Zwei Länder, die die moderne Clubkultur geprägt haben, stritten dieselbe Woche um dasselbe Wort: Kultur. In Deutschland wurde es zu wartendem Gesetz. In Großbritannien wurde es zur Forderung.

Was hat das Bundeskabinett tatsächlich geändert?

Am 28. Mai 2026 beschloss das Bundeskabinett eine Änderung des Baugesetzbuchs, die Musikclubs aus der juristischen Schublade Vergnügungsstätten herausholt, jener Kategorie der Vergnügungsbetriebe, die sie jahrzehntelang mit Spielhallen, Stripbars und Rotlichtimmobilien zusammenfasste. Der neue Status lautet Kulturstätten.

Das klingt nach Papierkram. Ist es nicht. Nach der alten Formulierung war ein Club planungsrechtlich dasselbe wie eine Spielhalle, was es Behörden und Investoren leicht machte, ihn als Störfaktor zu behandeln, den man wegplant. Die neue Einstufung macht Clubs in Mischgebieten, urbanen Gebieten und Kerngebieten klar zulässig und gibt Betreibern festeren Boden, wenn nebenan ein neuer Luxusblock hochgezogen wird und die Lärmbeschwerden beginnen.

Marc Wohlrabe, lange das öffentliche Gesicht der Kampagne clubsAREculture und von LiveKomm, dem Verband der deutschen Musikspielstätten, weist seit Jahren auf die Absurdität von Regeln hin, die nach seinen Worten alles, was nach Einbruch der Dunkelheit passiert, pauschal als anrüchig zusammenfassen. Kulturstaatsminister Wolfram Weimer bezeichnete den Kabinettsbeschluss als einen wichtigen Schritt zum Schutz und Ausbau der Livemusikszene in Deutschland.

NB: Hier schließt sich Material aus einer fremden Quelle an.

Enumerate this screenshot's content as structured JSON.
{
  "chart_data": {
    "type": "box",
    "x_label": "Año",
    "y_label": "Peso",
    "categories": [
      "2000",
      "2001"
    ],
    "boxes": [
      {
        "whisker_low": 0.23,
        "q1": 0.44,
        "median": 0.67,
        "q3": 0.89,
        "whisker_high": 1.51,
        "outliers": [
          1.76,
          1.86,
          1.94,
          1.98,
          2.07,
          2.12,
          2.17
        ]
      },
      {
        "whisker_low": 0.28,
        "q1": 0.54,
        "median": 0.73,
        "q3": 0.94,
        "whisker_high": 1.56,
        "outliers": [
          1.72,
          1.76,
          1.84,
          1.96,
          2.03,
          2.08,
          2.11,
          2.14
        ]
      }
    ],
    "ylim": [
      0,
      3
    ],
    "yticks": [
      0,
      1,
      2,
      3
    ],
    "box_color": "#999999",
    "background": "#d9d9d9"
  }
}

Ein Club war planungsrechtlich dasselbe wie eine Spielhalle. Genau das hat sich gerade geändert.

Ist es schon Gesetz?

Noch nicht ganz. Die Novelle muss noch durch Bundestag und Bundesrat. Die Berichterstattung rund um den Kabinettsbeschluss vermerkt parteiübergreifende Unterstützung, was die Verabschiedung wahrscheinlich macht, aber wahrscheinlich ist nicht erledigt. Es gibt auch ein nüchternes Detail, das man dem Jubel voranstellen sollte: Die Änderung bringt fast nichts für Clubs, die bereits bestehen und ihre Genehmigungen schon haben. Der Gewinn ist strukturell und langsam, er zeigt sich in Neueröffnungen, Umzügen und der nächsten Runde von Planungskämpfen, nicht in den Türkassen dieses Wochenendes. Der Bundestag hatte Clubs bereits 2021 als Kulturorte anerkannt; es dauerte bis jetzt, dieses Bekenntnis in Baurecht zu gießen, was zeigt, wie lange solche Siege tatsächlich brauchen.

Warum spricht plötzlich auch Großbritannien darüber?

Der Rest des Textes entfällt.